La PDG de Fondaction estime que les femmes introduisent une dynamique différente dans l’industrie de la finance en délaissant les rapports de force pour gérer autrement, de manière plus ouverte. « Elles réfléchissent naturellement à l’impact des investissements sur la communauté et le milieu. Elles contribuent ainsi à développer une finance beaucoup plus collaborative. »

Pauline D’Amboise souligne que les femmes sont préoccupées par les changements climatiques et cherchent à avoir un impact sur ces enjeux à travers leur argent. « Elles sont plus sensibles à la menace qu’ils représentent pour les générations futures. Elles estiment qu’il est important de s’en soucier pour protéger les plus vulnérables. Elles sont plus mobilisées et engagées dans l’action à cet égard. »

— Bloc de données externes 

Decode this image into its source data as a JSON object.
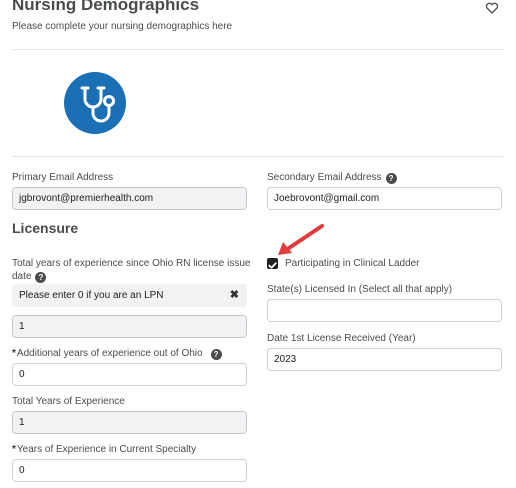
{
  "header": {
    "title": "Nursing Demographics",
    "subtitle": "Please complete your nursing demographics here"
  },
  "icons": {
    "favorite": "heart-outline-icon",
    "avatar": "stethoscope-icon",
    "help": "question-circle-icon",
    "clear": "close-icon",
    "annotation": "red-arrow"
  },
  "colors": {
    "avatar_bg": "#1a6fb5",
    "arrow": "#e23b3b",
    "checkbox": "#202122"
  },
  "fields": {
    "primary_email": {
      "label": "Primary Email Address",
      "value": "jgbrovont@premierhealth.com"
    },
    "secondary_email": {
      "label": "Secondary Email Address",
      "value": "Joebrovont@gmail.com"
    },
    "ohio_experience": {
      "label_line1": "Total years of experience since Ohio RN license issue",
      "label_line2": "date",
      "hint": "Please enter 0 if you are an LPN",
      "value": "1"
    },
    "out_of_ohio": {
      "required": "*",
      "label": "Additional years of experience out of Ohio",
      "value": "0"
    },
    "total_experience": {
      "label": "Total Years of Experience",
      "value": "1"
    },
    "current_specialty": {
      "required": "*",
      "label": "Years of Experience in Current Specialty",
      "value": "0"
    },
    "clinical_ladder": {
      "label": "Participating in Clinical Ladder",
      "checked": true
    },
    "states_licensed": {
      "label": "State(s) Licensed In (Select all that apply)",
      "value": ""
    },
    "first_license_year": {
      "label": "Date 1st License Received (Year)",
      "value": "2023"
    }
  },
  "sections": {
    "licensure": "Licensure"
  }
}
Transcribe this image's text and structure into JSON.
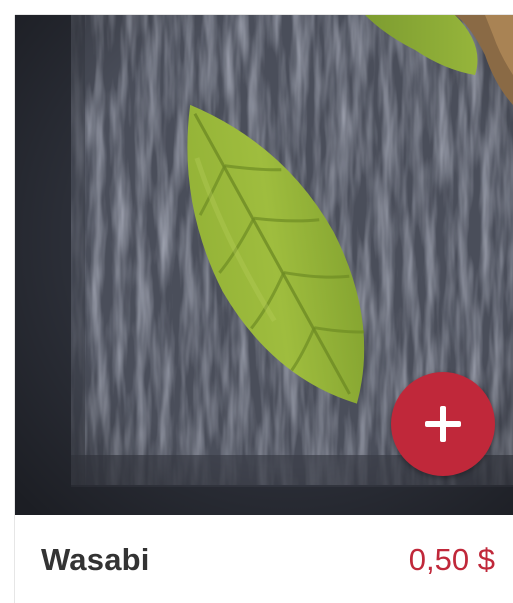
{
  "product": {
    "name": "Wasabi",
    "price": "0,50 $",
    "add_action_icon": "plus-icon"
  },
  "colors": {
    "accent": "#c0283a",
    "background_slate": "#2a2d36",
    "name_text": "#333333"
  }
}
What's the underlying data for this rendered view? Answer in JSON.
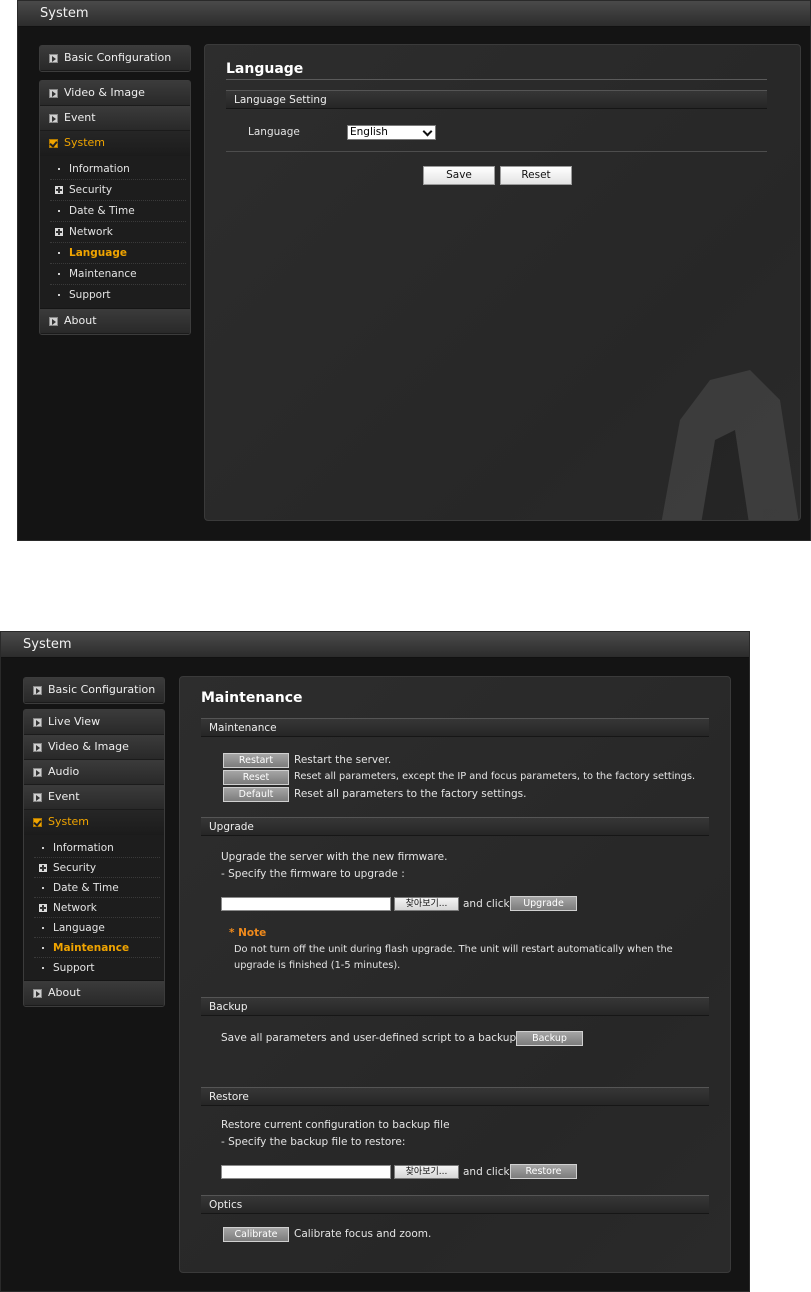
{
  "screen1": {
    "window_title": "System",
    "menu": {
      "basic": "Basic Configuration",
      "video": "Video & Image",
      "event": "Event",
      "system": "System",
      "about": "About",
      "sub": [
        "Information",
        "Security",
        "Date & Time",
        "Network",
        "Language",
        "Maintenance",
        "Support"
      ]
    },
    "page_title": "Language",
    "section": "Language Setting",
    "language_label": "Language",
    "language_value": "English",
    "save_label": "Save",
    "reset_label": "Reset"
  },
  "screen2": {
    "window_title": "System",
    "menu": {
      "basic": "Basic Configuration",
      "live": "Live View",
      "video": "Video & Image",
      "audio": "Audio",
      "event": "Event",
      "system": "System",
      "about": "About",
      "sub": [
        "Information",
        "Security",
        "Date & Time",
        "Network",
        "Language",
        "Maintenance",
        "Support"
      ]
    },
    "page_title": "Maintenance",
    "maintenance": {
      "header": "Maintenance",
      "restart_label": "Restart",
      "restart_desc": "Restart the server.",
      "reset_label": "Reset",
      "reset_desc": "Reset all parameters, except the IP and focus parameters, to the factory settings.",
      "default_label": "Default",
      "default_desc": "Reset all parameters to the factory settings."
    },
    "upgrade": {
      "header": "Upgrade",
      "line1": "Upgrade the server with the new firmware.",
      "line2": "- Specify the firmware to upgrade :",
      "browse_label": "찾아보기...",
      "and_click": "and click",
      "upgrade_label": "Upgrade",
      "note_title": "* Note",
      "note_line1": "Do not turn off the unit during flash upgrade. The unit will restart automatically when the",
      "note_line2": "upgrade is finished (1-5 minutes)."
    },
    "backup": {
      "header": "Backup",
      "desc": "Save all parameters and user-defined script to a backup file.",
      "backup_label": "Backup"
    },
    "restore": {
      "header": "Restore",
      "line1": "Restore current configuration to backup file",
      "line2": "- Specify the backup file to restore:",
      "browse_label": "찾아보기...",
      "and_click": "and click",
      "restore_label": "Restore"
    },
    "optics": {
      "header": "Optics",
      "calibrate_label": "Calibrate",
      "calibrate_desc": "Calibrate focus and zoom."
    }
  }
}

CLARIFIER LES ATTENTES DES INVESTISSEURS

Les dirigeantes saluent le fait que les normes régissant la divulgation de certaines informations financières ont été un des sujets forts de la 26e Conférence des Parties (COP 26) de la Conférence des Nations Unies sur les changements climatiques. Elles se réjouissent également que l’International Sustainability Standards Board (ISBB) ait choisi d’installer un bureau à Montréal.

« Ces avancées permettront de clarifier pour les émetteurs les attentes des investisseurs pour créer de la valeur à long terme », estime Anne-Marie Hubert. Les nouvelles exigences contribueront à tirer le traitement des critères ESG vers le haut, croit-elle, avec pour effet, entre autres, d’améliorer les conditions de travail dans les organisations, un élément scruté par les investisseurs.

Malgré ce mouvement, la transformation de l’industrie vers une finance plus durable ne se fera pas du jour au lendemain. Elle requiert une vision à long terme, estiment les dirigeantes. « Il faut garder le bâton de pèlerin », croit Pauline D’Amboise.

« On a la responsabilité d’aider le plus d’entreprises possible à bouger dans la bonne direction », ajoute Anne-Marie Hubert.

« Il faut commencer par travailler avec ceux qui veulent changer les choses en premier avant de rallier les autres », conclut Geneviève Morin.